Dear Readers, regular visitors to the blog will know that we are lucky enough to have two remnants of ancient woodland in East Finchley – one is Coldfall Wood, and the other is Cherry Tree Wood. On Thursday I decided to have a little trot around Cherry Tree Wood – for one thing, last time I was there the grassy area was under so much water that someone decided to have a little kayak there, and secondly it punches above its weight in terms of natural history interest. This is particularly surprising as it’s so well used – it has a children’s playground, a café and tennis/basketball courts.

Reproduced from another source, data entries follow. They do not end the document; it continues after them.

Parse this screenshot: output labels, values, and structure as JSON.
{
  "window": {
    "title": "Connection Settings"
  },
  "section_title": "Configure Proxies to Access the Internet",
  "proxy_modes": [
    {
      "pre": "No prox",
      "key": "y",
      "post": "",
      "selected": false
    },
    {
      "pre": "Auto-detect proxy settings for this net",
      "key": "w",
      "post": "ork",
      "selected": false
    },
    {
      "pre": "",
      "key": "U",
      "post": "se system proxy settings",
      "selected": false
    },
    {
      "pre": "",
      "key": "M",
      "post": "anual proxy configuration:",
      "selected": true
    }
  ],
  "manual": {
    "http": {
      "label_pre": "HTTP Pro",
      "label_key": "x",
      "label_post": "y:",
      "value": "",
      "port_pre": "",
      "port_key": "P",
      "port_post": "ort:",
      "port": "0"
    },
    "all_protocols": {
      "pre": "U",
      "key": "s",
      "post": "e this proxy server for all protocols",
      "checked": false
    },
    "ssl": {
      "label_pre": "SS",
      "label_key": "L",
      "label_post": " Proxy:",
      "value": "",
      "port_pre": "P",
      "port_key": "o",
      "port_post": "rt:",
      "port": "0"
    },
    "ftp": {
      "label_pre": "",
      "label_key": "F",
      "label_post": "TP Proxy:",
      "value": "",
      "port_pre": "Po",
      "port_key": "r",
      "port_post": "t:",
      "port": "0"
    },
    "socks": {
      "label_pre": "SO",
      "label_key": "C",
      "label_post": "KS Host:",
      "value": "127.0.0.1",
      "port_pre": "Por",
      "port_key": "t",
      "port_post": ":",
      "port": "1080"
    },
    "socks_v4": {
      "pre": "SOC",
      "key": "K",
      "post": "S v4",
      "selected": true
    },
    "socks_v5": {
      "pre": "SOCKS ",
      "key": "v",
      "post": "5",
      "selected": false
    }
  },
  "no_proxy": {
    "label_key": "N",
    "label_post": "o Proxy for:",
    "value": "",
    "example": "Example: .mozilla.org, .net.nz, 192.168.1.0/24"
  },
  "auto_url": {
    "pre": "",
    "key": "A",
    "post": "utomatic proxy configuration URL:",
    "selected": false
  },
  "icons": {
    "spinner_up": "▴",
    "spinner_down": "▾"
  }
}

Still, I’ve noticed some very visible green woodpeckers on previous visits, mistle thrushes nest here (and I’ve never seen them in Coldfall), and even here you can get away from people if you take some of the secondary paths.
Down by the café there was this lovely patch of almost-English bluebells. The pollen is white, which often indicates that they are English rather than hybrids, but there is something about the colour and shape that looks as if there might have been a bit of shenanigans going on. They are rather lovely nonetheless.
And look at the hawthorn! It’s going to be a bumper year for this plant I suspect, I have never seen so much blossom. Maybe our cold spring suits it. I rather think this is Midland hawthorn (Crataegus laevigata) – the leaves are described as ‘shallowly three-lobed’, and as the plant is typical of ancient woodland I’m feeling fairly confident. As usual, let me know what you think, botanist friends! I am learning all the time. Like the bluebells, hawthorns can also hybridise.
There is going to be lots of honeysuckle later in the year too, I came across these patches right at the back of the wood close to the back fences of the neighbouring houses, so whether the plant has jumped out of the garden or will shortly be jumping in is anyone’s guess.
The oaks, hornbeams and horse chestnuts are just coming into leaf, and the grassy area has changed from quagmire to dust. There’s lots of rain forecast for the next few days, though, so it will be interesting to see what happens next.
Next to the toilets and the tennis courts is a patch of yellow flag iris, growing very happily. This part of the wood is also positively boggy for much of the year. The Mutton Brook rises somewhere around here, and is captured and culverted and directed under the railway line at the southern edge of the Wood.
Why, though, do you think this area is called Cherry Tree Wood? Actually, in its early life it was called Dirthouse Wood – night soil was collected from North London and left at the Dirthouse on the opposite side of the road, where the White Lion pub is now. This was then spread as fertiliser on the nearby hay meadows. But there are lots of bird cherries in the wood, and very pretty they are too at this time of year.
The trees have previously been home to the netted webs of bird cherry ermine moth, but no sign this year – again, maybe it’s been too cold for them. Plus, looking back at my photos from 2018 I have a feeling that these guys are probably cyclical breeders, with a big outburst every few years. It’s good to see that the trees are none the worse for the onslaught.
And so it’s good to see the wood looking so good. The tennis and basketball courts have been resurfaced and repainted, and are looking very spruced up, just in time for the summer. The rickety old pavilion has finally been demolished, and I assume that some sort of café will spring up soon as well. My heart really does belong to Coldfall, but this area is a really valuable community resource, enjoyed by many people. Every little bit of green space has been a godsend during the lockdown, and I suspect that it’s opened a lot of people’s eyes to what’s happening right on their doorstep.
I also suspect that our good friends the N2 Community Gardening Group have been at work close to the entrance opposite the station – some lovely scabious have sprung up as if by magic! I’m sure the bees will be very grateful.